Über den Verlust an Mehrdeutigkeit und Vielfalt

von Prof. Dr. Thomas Bauer

Westfälische Wilhelms-Universität Münster
Institut für Arabistik & Islamwissenschaft
Schlaunstraße 2
48143 Münster

 

 

 

Exzerpt

Zitate aus o.g. Buch:

  • „Thematisiert wird einerseits unser Umgang mit äußerer Vielfalt wie ethnischer Diversität oder einer Vielfalt an Lebensentwürfen, sowie andererseits auch unser Umgang mit den vielfältigen Wahrheiten einer uneindeutigen Welt. Denn genau dies ist unsere Welt: uneindeutig. Menschen sind ständig Eindrücken ausgesetzt, die unterschiedliche Interpretationen zulassen, unklar erscheinen, keinen eindeutigen Sinn ergeben, sich zu widersprechen scheinen, widersprüchliche Gefühle auslösen, widersprüchliche Handlungen nahezulegen scheinen. Kurz: Die Welt ist voll von Ambiguität.“ (Seite 12)
  • Manchmal ist es sinnvoll, zwischen Vagheit und Ambiguität zu unterscheiden. Für unsere Zwecke ist das aber nicht notwendig, weil beides darauf hinausläuft, dass einem Zeichen oder einem Umstand mehrere Interpretationen zugeordnet werden können, sei es, weil das Zeichen bzw. der Umstand nicht eindeutig genug ist (Vagheit) oder weil Zeichen oder Umstände auf mehrere Bedeutungen gleichzeitig hindeuten (Ambiguität im engeren Sinne). Wir verwenden also im Folgenden »Ambiguität« als Oberbegriff.“ 
    Ambiguität entsteht oft unfreiwillig, etwa dann, wenn sich ein Schützenverein das Motto gibt: »Schießen lernen Freunde treffen.« Oft wird Ambiguität aber auch willentlich erzeugt, etwa wenn in der Literatur mehrdeutige Wortspiele oder assoziationsreiche Bilder verwendet werden, oder wenn in der Diplomatie Verträge bewusst nicht allzu eindeutig formuliert werden, um überhaupt zu einem Ergebnis zu kommen. (Seite 13)
  • Was bleibt nun übrig, wenn die Ambiguitätstoleranz schwindet? Als Erstes wird alles, was nicht eindeutig erscheint, alles Ambiguitätsgesättigte, alles, dessen Grenzen schwer zu umreißen sind, alles, was sich nicht in Zahlen umsetzen lässt, abgewertet. Ambiges scheint weniger wichtig zu sein. Dagegen erfährt alles, was klare, eindeutige Wahrheiten oder wenigstens exakte Zahlen hervorbringt oder hervorzubringen scheint, eine Steigerung des Ansehens. Da sich damit aber weniger gut gesellschaftlicher Zusammenhalt stiften lässt, übernimmt eine andere Instanz die Macht, nämlich der Markt, der über die magische Fähigkeit verfügt, allem und jedem einen exakten Wert bis auf viele Stellen hinter dem Komma zuzuordnen. Vielleicht lässt diese magische Entambiguisierungsfähigkeit verbunden mit der Furcht, sich auf ambigere Lebensleitbilder einzustellen, vielen den radikalen Marktkapitalismus, trotz all seiner Zumutungen, als alternativlos erscheinen.) (Seite 38)
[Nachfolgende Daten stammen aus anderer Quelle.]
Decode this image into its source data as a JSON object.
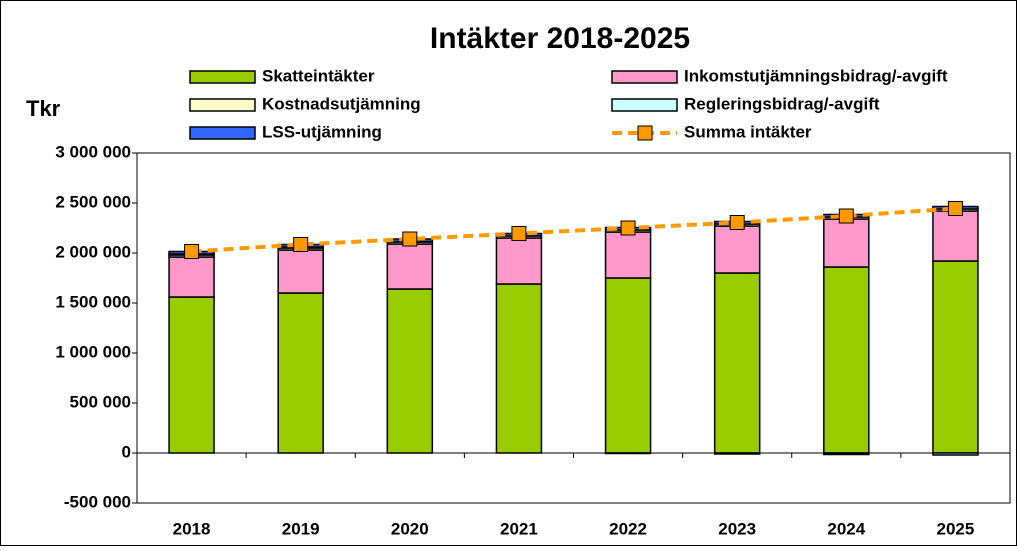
{
  "chart_data": {
    "type": "bar",
    "stacked": true,
    "title": "Intäkter 2018-2025",
    "y_label": "Tkr",
    "categories": [
      "2018",
      "2019",
      "2020",
      "2021",
      "2022",
      "2023",
      "2024",
      "2025"
    ],
    "series": [
      {
        "name": "Skatteintäkter",
        "color": "#99cc00",
        "values": [
          1560000,
          1600000,
          1640000,
          1690000,
          1750000,
          1800000,
          1860000,
          1920000
        ]
      },
      {
        "name": "Inkomstutjämningsbidrag/-avgift",
        "color": "#ff99cc",
        "values": [
          400000,
          430000,
          450000,
          460000,
          460000,
          470000,
          480000,
          500000
        ]
      },
      {
        "name": "Kostnadsutjämning",
        "color": "#ffffcc",
        "values": [
          20000,
          20000,
          20000,
          20000,
          20000,
          20000,
          20000,
          20000
        ]
      },
      {
        "name": "Regleringsbidrag/-avgift",
        "color": "#ccffff",
        "values": [
          10000,
          10000,
          5000,
          0,
          -5000,
          -10000,
          -15000,
          -20000
        ]
      },
      {
        "name": "LSS-utjämning",
        "color": "#3366ff",
        "values": [
          25000,
          25000,
          25000,
          25000,
          25000,
          25000,
          25000,
          25000
        ]
      },
      {
        "name": "Summa intäkter",
        "type": "line",
        "color": "#ff9900",
        "values": [
          2015000,
          2085000,
          2140000,
          2195000,
          2250000,
          2305000,
          2370000,
          2445000
        ]
      }
    ],
    "ylim": [
      -500000,
      3000000
    ],
    "yticks": [
      {
        "value": -500000,
        "label": "-500 000"
      },
      0,
      {
        "value": 500000,
        "label": "500 000"
      },
      {
        "value": 1000000,
        "label": "1 000 000"
      },
      {
        "value": 1500000,
        "label": "1 500 000"
      },
      {
        "value": 2000000,
        "label": "2 000 000"
      },
      {
        "value": 2500000,
        "label": "2 500 000"
      },
      {
        "value": 3000000,
        "label": "3 000 000"
      }
    ],
    "grid": false
  }
}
(Ambiguität = Doppeldeutig)

Ein hochinteressantes und zudem sehr preiswertes Büchlein!

Und nun ein Widerspruch beim „Gewässerschutz“:

Einerseits

wird Biodiverstät im Gewässer gefordert und wenn sie fehlt, dann wird diese beklagt,

anderseits aber,

wird Biodiverstät einfältig durch Eindeutigkeit der Grenzwerte (Diktatur der Grenzwerte) verhindert.